Buy Early and Check Labels
Buy before a storm forecast to avoid empty shelves at the store. Check the label: While slightly more expensive, calcium chloride (CaCl2) requires less salt, works at lower temperatures and does not contain cya-nide, unlike sodium chloride (NaCl, also known as rock salt). Urea is sometimes promoted as lawn-friendly fertilizer. However, the application rate for urea is far greater than the amount your lawn needs and can wind up polluting streams as runoff.

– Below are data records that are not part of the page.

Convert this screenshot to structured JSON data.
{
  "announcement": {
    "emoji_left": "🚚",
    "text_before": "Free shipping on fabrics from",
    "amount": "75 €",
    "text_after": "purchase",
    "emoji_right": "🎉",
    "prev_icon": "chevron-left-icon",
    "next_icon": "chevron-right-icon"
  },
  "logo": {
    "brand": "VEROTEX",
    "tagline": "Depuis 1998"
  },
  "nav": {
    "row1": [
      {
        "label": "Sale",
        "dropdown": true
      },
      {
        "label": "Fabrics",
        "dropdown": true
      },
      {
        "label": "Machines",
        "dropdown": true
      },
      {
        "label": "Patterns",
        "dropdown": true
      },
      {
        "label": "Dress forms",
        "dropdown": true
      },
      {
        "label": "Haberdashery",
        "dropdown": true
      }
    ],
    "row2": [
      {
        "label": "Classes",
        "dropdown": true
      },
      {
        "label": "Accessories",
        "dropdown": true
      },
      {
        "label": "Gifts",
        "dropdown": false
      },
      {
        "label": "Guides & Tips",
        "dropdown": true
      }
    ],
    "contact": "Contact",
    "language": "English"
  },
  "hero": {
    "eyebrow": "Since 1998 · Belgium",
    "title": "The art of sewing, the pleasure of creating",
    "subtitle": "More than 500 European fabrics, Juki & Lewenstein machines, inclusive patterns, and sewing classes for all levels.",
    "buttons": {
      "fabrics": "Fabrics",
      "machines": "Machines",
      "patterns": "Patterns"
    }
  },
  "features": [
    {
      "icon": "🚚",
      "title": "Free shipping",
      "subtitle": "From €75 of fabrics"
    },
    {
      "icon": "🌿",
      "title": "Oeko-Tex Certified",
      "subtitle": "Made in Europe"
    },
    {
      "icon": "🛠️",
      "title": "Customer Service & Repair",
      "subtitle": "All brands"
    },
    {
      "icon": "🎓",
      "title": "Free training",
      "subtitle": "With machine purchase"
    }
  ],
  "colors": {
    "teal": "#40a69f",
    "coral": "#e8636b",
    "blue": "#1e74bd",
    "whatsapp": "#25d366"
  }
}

Avoid Kitty Litter and Ashes
While environmentally friendly, kitty litter and ashes are only marginally effective at adding traction and won’t melt ice. For traction, a better option is to mix in a small amount of sand and use less salt.
Sweep and Reuse
After a weather event, sweep and collect any sand, salt or undissolved deicer. Any excess can be reused for the next storm. Letting it run off into waterways is harmful to drinking water and wildlife.
Learn More
Join the Salt Watch Community Science Initiative from 1-2 p.m. Saturday, Feb. 1 at Croydon Creek Nature Center, 852 Avery Road. Learn about road salt and how to monitor a body of water, or even your tap, for road salt pollution. Learn more and register at www.rockvillemd.gov/registration by selecting the “Croydon Creek Nature Center” tab.
Smart Salt Use by the City of Rockville
The city’s Department of Public Works is reducing its salt usage while ensuring safe roads. One of the primary ways crews do this is by pretreating roads with a liquid salt brine that has a lower salt concentration and can be more precisely applied than rock salt. Sometimes beet juice — yes, beet juice! — is mixed with the brine to help it work at lower temperatures. Staff also uses calculated salt-application rates, ensures that salt spreaders are properly calibrated and plans routes to avoid double-treating roads.
Last year, crews attended a “salt summit,” hosted by the city’s Environmental Management Division staff that focused on the impacts of salt on waterways.